La central térmica de Meirama se puso en marcha en diciembre de 1980. Una época convulsa en lo económico (con elevadas tasas de inflación), en plena transición política y con las heridas todavía sin cicatrizar de las revueltas vecinales de As Encrobas, lideradas por el párroco Moncho Valcarce. Por aquel entonces, la plantilla la integraban 230 trabajadores, «moitos deles sen experiencia», recuerda Bautista Vega Tato (1959, Carballeda de Valdeorras). Él, que en la actualidad es el presidente del comité de empresa, se incorporó a la planta en marzo de 1981. «Levaba a térmica tres meses producindo e eu cheguei despois de rematar a mili». Había estudiado un ciclo de FP de mecánica y propulsores, por lo que se incorporó al departamento de mantenimiento.

Residió primero en Ordes y después en Santiago, siempre trabajando en la central. «Cando entrei en Meirama cobraba 38.000 pesetas, que non estaba nada mal, pero se chegara a reenganchar no exército cando fixen a mili cobraría 50.000 pesetas como suboficial». Pero la vida lo llevó por los derroteros del carbón: «Eramos todos moi novos, a maioría, salvo algún enxeñeiro ou algún compañeiro que viña doutro centro de produción, non tivéramos contacto co mundo da empresa. Aprendemos do acerto e o erro, pero, por sorte, case sempre saiamos ben dos problemas que xurdían».
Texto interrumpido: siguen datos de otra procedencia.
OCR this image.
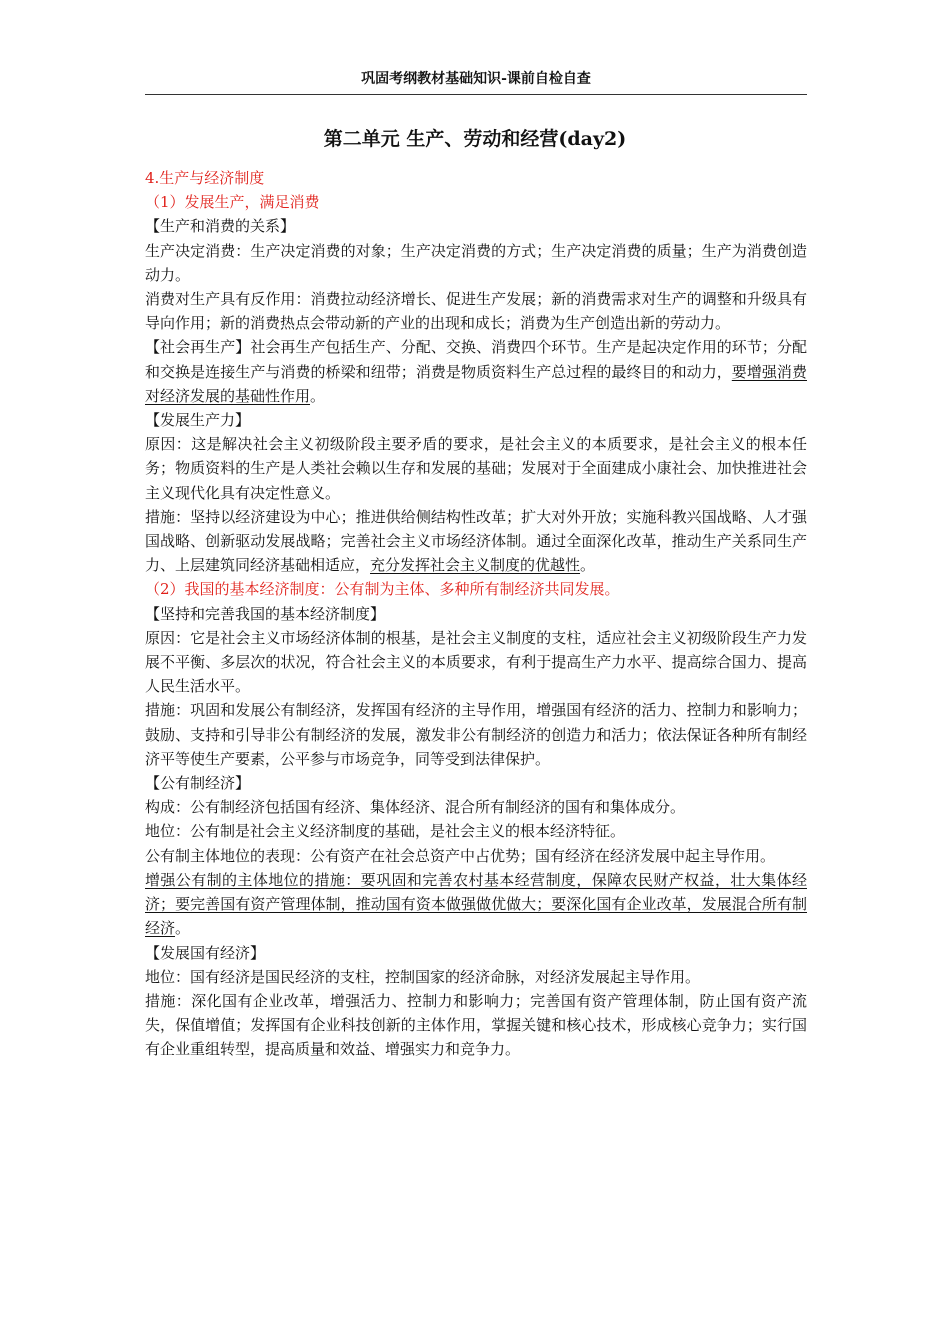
巩固考纲教材基础知识-课前自检自查
第二单元 生产、劳动和经营(day2)

4.生产与经济制度

（1）发展生产，满足消费

【生产和消费的关系】

生产决定消费：生产决定消费的对象；生产决定消费的方式；生产决定消费的质量；生产为消费创造动力。

消费对生产具有反作用：消费拉动经济增长、促进生产发展；新的消费需求对生产的调整和升级具有导向作用；新的消费热点会带动新的产业的出现和成长；消费为生产创造出新的劳动力。

【社会再生产】社会再生产包括生产、分配、交换、消费四个环节。生产是起决定作用的环节；分配和交换是连接生产与消费的桥梁和纽带；消费是物质资料生产总过程的最终目的和动力，要增强消费对经济发展的基础性作用。

【发展生产力】

原因：这是解决社会主义初级阶段主要矛盾的要求，是社会主义的本质要求，是社会主义的根本任务；物质资料的生产是人类社会赖以生存和发展的基础；发展对于全面建成小康社会、加快推进社会主义现代化具有决定性意义。

措施：坚持以经济建设为中心；推进供给侧结构性改革；扩大对外开放；实施科教兴国战略、人才强国战略、创新驱动发展战略；完善社会主义市场经济体制。通过全面深化改革，推动生产关系同生产力、上层建筑同经济基础相适应，充分发挥社会主义制度的优越性。

（2）我国的基本经济制度：公有制为主体、多种所有制经济共同发展。

【坚持和完善我国的基本经济制度】

原因：它是社会主义市场经济体制的根基，是社会主义制度的支柱，适应社会主义初级阶段生产力发展不平衡、多层次的状况，符合社会主义的本质要求，有利于提高生产力水平、提高综合国力、提高人民生活水平。

措施：巩固和发展公有制经济，发挥国有经济的主导作用，增强国有经济的活力、控制力和影响力；鼓励、支持和引导非公有制经济的发展，激发非公有制经济的创造力和活力；依法保证各种所有制经济平等使生产要素，公平参与市场竞争，同等受到法律保护。

【公有制经济】

构成：公有制经济包括国有经济、集体经济、混合所有制经济的国有和集体成分。

地位：公有制是社会主义经济制度的基础，是社会主义的根本经济特征。

公有制主体地位的表现：公有资产在社会总资产中占优势；国有经济在经济发展中起主导作用。

增强公有制的主体地位的措施：要巩固和完善农村基本经营制度，保障农民财产权益，壮大集体经济；要完善国有资产管理体制，推动国有资本做强做优做大；要深化国有企业改革，发展混合所有制经济。

【发展国有经济】

地位：国有经济是国民经济的支柱，控制国家的经济命脉，对经济发展起主导作用。

措施：深化国有企业改革，增强活力、控制力和影响力；完善国有资产管理体制，防止国有资产流失，保值增值；发挥国有企业科技创新的主体作用，掌握关键和核心技术，形成核心竞争力；实行国有企业重组转型，提高质量和效益、增强实力和竞争力。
Era una época, aquella, complicada en España. «Corrían os tempos da transición, viñamos dunha ditadura e creo que existía máis camaradería daquela por aquilo de querer axudar de balde ao compañeiro, de reivindicarnos como clase obreira. Eramos, no fondo, como unha familia, pero en grande. Non era fácil ser amigo dun compañeiro, pero eu, por sorte, podo dicir que teño amigos que xurdiron na térmica», evoca.

Vega Tato coincidió durante esas cuatro décadas con cientos de compañeros, entre ellos, Ángel Fraga Seoane (1961, A Coruña), quien ingresó en Fenosa en el año del mundial de Naranjito y en 1986 pasó a engrosar la plantilla de la central térmica. Una enfermedad laboral lo obligó a prejubilarse hace un par de años, después de 29 en Meirama. Se incorporó como operador del cuadro eléctrico en la sala de control: «Era una época en la que cada día venían dos autobuses llenos de trabajadores, uno de A Coruña y otro de Santiago». Era la época dorada de la central: «Éramos más de 200 en plantilla, pero había otro tanto en empresas auxiliares. Cuando entré, la térmica era un sitio privilegiado. Estábamos, por lo general, muy unidos y la planta operaba a la máxima carga posible».
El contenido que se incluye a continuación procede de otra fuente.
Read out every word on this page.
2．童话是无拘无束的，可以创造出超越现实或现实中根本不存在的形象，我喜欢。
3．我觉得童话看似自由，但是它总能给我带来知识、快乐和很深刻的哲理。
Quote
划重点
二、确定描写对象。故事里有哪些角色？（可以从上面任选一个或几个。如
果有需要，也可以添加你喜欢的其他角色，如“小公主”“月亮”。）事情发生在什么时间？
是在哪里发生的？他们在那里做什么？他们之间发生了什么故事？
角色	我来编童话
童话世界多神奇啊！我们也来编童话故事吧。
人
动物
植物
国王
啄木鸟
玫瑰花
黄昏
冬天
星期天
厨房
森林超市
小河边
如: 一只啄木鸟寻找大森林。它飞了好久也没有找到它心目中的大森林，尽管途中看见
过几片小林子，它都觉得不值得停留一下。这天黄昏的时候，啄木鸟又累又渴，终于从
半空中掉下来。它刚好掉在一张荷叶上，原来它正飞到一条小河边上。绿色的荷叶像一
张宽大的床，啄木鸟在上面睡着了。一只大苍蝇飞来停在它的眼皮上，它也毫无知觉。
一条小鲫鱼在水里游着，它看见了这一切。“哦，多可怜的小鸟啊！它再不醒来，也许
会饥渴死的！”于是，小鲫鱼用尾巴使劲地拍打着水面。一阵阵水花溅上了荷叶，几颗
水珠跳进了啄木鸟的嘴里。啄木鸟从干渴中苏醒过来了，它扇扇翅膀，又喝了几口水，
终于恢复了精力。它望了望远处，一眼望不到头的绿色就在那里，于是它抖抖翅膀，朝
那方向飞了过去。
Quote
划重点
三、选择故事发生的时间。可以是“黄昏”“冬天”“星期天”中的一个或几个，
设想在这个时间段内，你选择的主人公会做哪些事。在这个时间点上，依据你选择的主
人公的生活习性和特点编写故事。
Sostiene Fraga que «la térmica ha sido una vaca que no dejó de dar leche durante 40 años». Y argumenta sus palabras: «Multiplique 580 megavatios a la hora por 80 euros que cuesta el megavatio... Y así todos los días del año durante casi 40 años». El extrabajador de la central lamenta la incertidumbre generada alrededor del futuro de la misma, pero confía en que siga operando.